Wake in Fright to get TV treatment in two-part series for Network Ten

‘Provocative, morally complex and brilliantly realised’ outback thriller to hit the small screen in 2017, 46 years after the release of Ted Kotcheff’s cult classic
  
  

Jack Thompson as Dick in Ted Kotcheff’s 1971 film Wake in Fright
Jack Thompson as Dick in Ted Kotcheff’s 1971 film Wake in Fright. Photograph: NLT Productions

A two-part adaptation of Kenneth Cook’s classic Australian novel, Wake in Fright, will be coming to television in 2017, Network Ten announced on Thursday.
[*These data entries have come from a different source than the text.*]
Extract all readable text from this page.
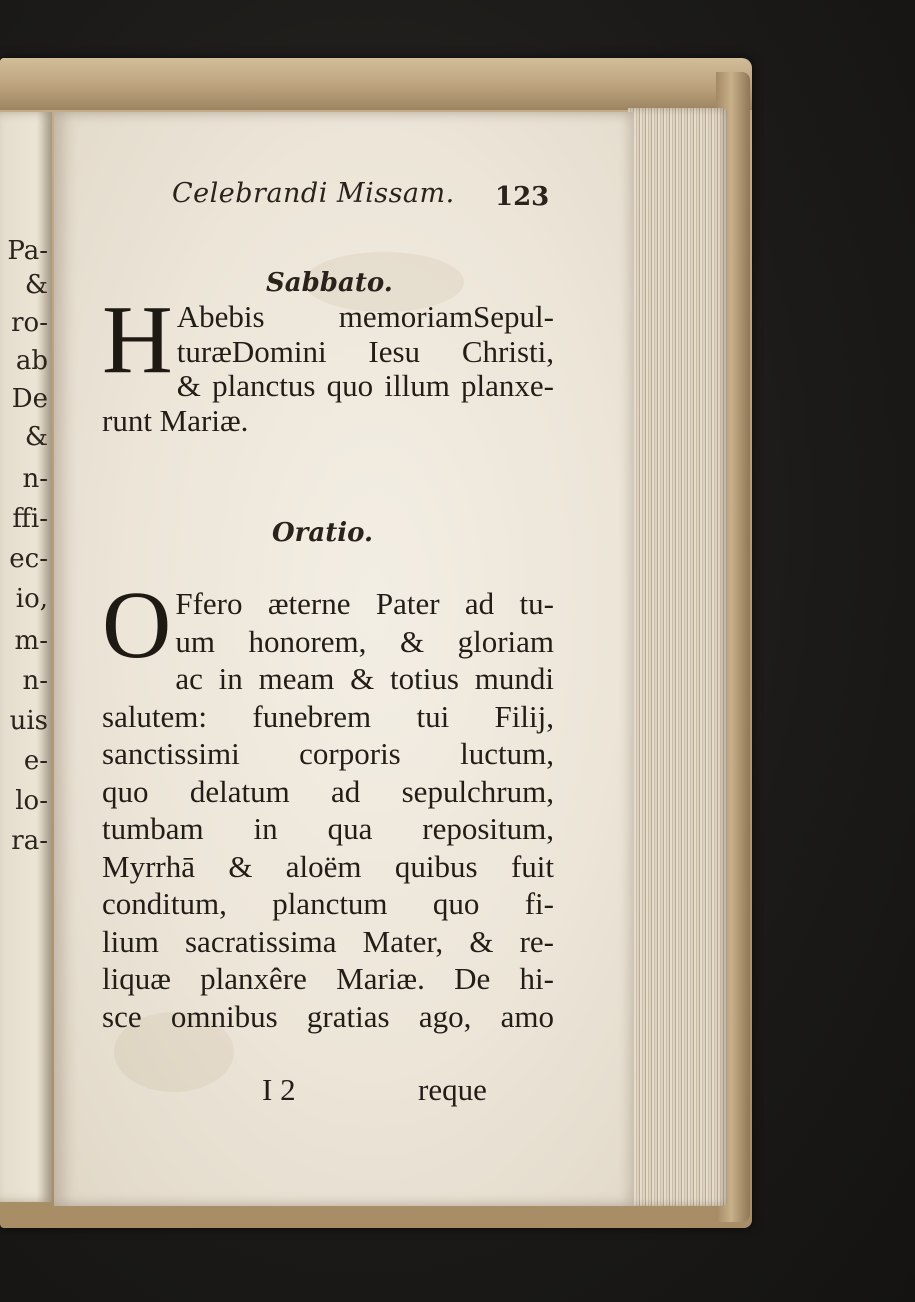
Pa-
&
ro-
ab
De
&
n-
ffi-
ec-
io,
m-
n-
uis
e-
lo-
ra-
Celebrandi Missam. 123
Sabbato.
H Abebis memoriamSepul-
turæDomini Iesu Christi,
& planctus quo illum planxe-
runt Mariæ.
Oratio.
O Ffero æterne Pater ad tu-
um honorem, & gloriam
ac in meam & totius mundi
salutem: funebrem tui Filij,
sanctissimi corporis luctum,
quo delatum ad sepulchrum,
tumbam in qua repositum,
Myrrhā & aloëm quibus fuit
conditum, planctum quo fi-
lium sacratissima Mater, & re-
liquæ planxêre Mariæ. De hi-
sce omnibus gratias ago, amo
I 2	reque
Produced by Lingo Pictures in association with Endemol Shine Australia, the series is the second screen adaptation of the outback thriller, following the 1971 film directed by Ted Kotcheff which has since become a cult classic.

The story follows young school teacher John Grant who becomes stranded in the outback mining town of Bundanyabba, or “the Yabba” – scorchingly hot, eerily desolate and drowning in alcohol, sex and secrets.
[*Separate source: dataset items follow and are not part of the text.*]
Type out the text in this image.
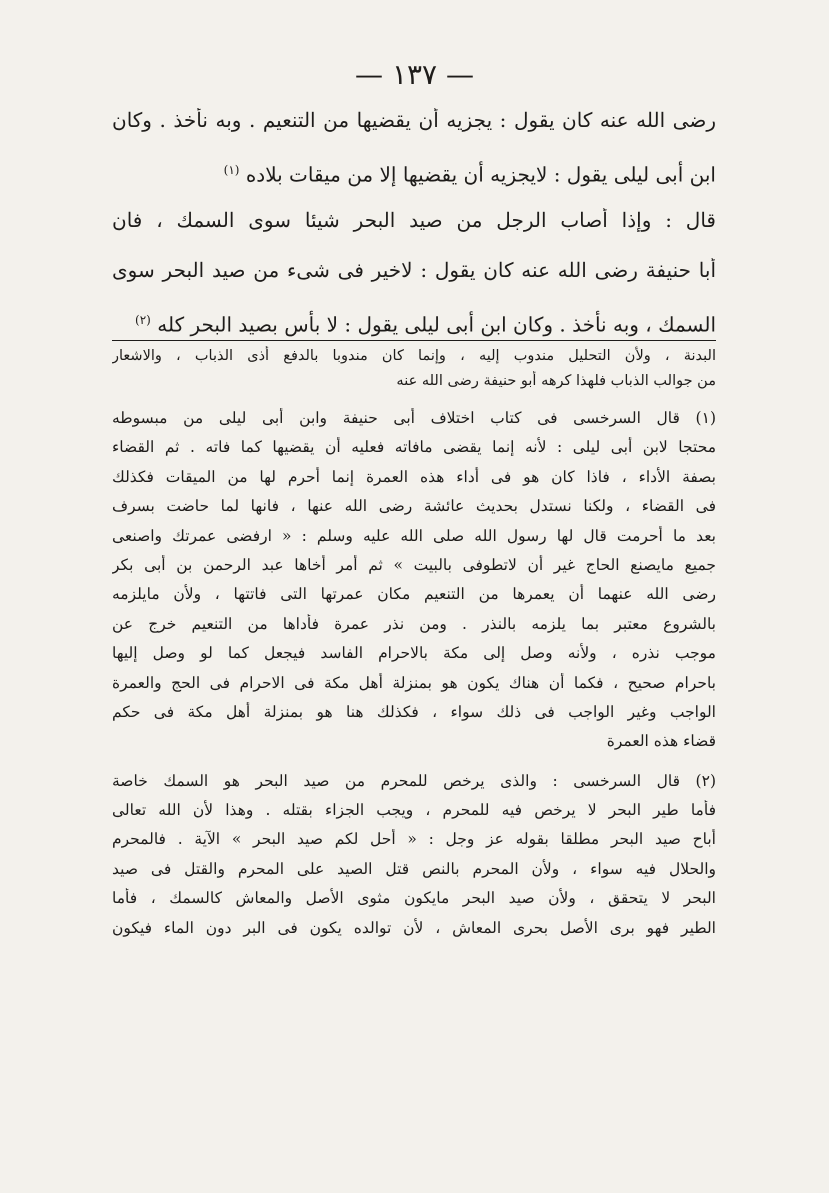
— ١٣٧ —
رضى الله عنه كان يقول : يجزيه أن يقضيها من التنعيم . وبه نأخذ . وكان
ابن أبى ليلى يقول : لايجزيه أن يقضيها إلا من ميقات بلاده $^{(١)}$
قال : وإذا أصاب الرجل من صيد البحر شيئا سوى السمك ، فان
أبا حنيفة رضى الله عنه كان يقول : لاخير فى شىء من صيد البحر سوى
السمك ، وبه نأخذ . وكان ابن أبى ليلى يقول : لا بأس بصيد البحر كله $^{(٢)}$
البدنة ، ولأن التحليل مندوب إليه ، وإنما كان مندوبا بالدفع أذى الذباب ، والاشعار
من جوالب الذباب فلهذا كرهه أبو حنيفة رضى الله عنه
(١) قال السرخسى فى كتاب اختلاف أبى حنيفة وابن أبى ليلى من مبسوطه
محتجا لابن أبى ليلى : لأنه إنما يقضى مافاته فعليه أن يقضيها كما فاته . ثم القضاء
بصفة الأداء ، فاذا كان هو فى أداء هذه العمرة إنما أحرم لها من الميقات فكذلك
فى القضاء ، ولكنا نستدل بحديث عائشة رضى الله عنها ، فانها لما حاضت بسرف
بعد ما أحرمت قال لها رسول الله صلى الله عليه وسلم : « ارفضى عمرتك واصنعى
جميع مايصنع الحاج غير أن لاتطوفى بالبيت » ثم أمر أخاها عبد الرحمن بن أبى بكر
رضى الله عنهما أن يعمرها من التنعيم مكان عمرتها التى فاتتها ، ولأن مايلزمه
بالشروع معتبر بما يلزمه بالنذر . ومن نذر عمرة فأداها من التنعيم خرج عن
موجب نذره ، ولأنه وصل إلى مكة بالاحرام الفاسد فيجعل كما لو وصل إليها
باحرام صحيح ، فكما أن هناك يكون هو بمنزلة أهل مكة فى الاحرام فى الحج والعمرة
الواجب وغير الواجب فى ذلك سواء ، فكذلك هنا هو بمنزلة أهل مكة فى حكم
قضاء هذه العمرة
(٢) قال السرخسى : والذى يرخص للمحرم من صيد البحر هو السمك خاصة
فأما طير البحر لا يرخص فيه للمحرم ، ويجب الجزاء بقتله . وهذا لأن الله تعالى
أباح صيد البحر مطلقا بقوله عز وجل : « أحل لكم صيد البحر » الآية . فالمحرم
والحلال فيه سواء ، ولأن المحرم بالنص قتل الصيد على المحرم والقتل فى صيد
البحر لا يتحقق ، ولأن صيد البحر مايكون مثوى الأصل والمعاش كالسمك ، فأما
الطير فهو برى الأصل بحرى المعاش ، لأن توالده يكون فى البر دون الماء فيكون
The cast for the Network Ten series has not been announced, but the production team includes producers Helen Bowden (The Slap) and Kristian Moliere (The Babadook), director Kriv Stenders (Red Dog, A Place To Call Home), and writer Stephen M Irwin (Secrets and Lies).

The network’s head of drama, Rick Maier, said it would be a privilege to broadcast the “provocative, morally complex and brilliantly realised” story.

“There are few Australian stories as original or compelling as Wake in Fright,” he said.

The news follows Foxtel’s Tuesday announcement of a six-part Picnic at Hanging Rock series, based on Joan Lindsay’s 1967 seminal Australian novel.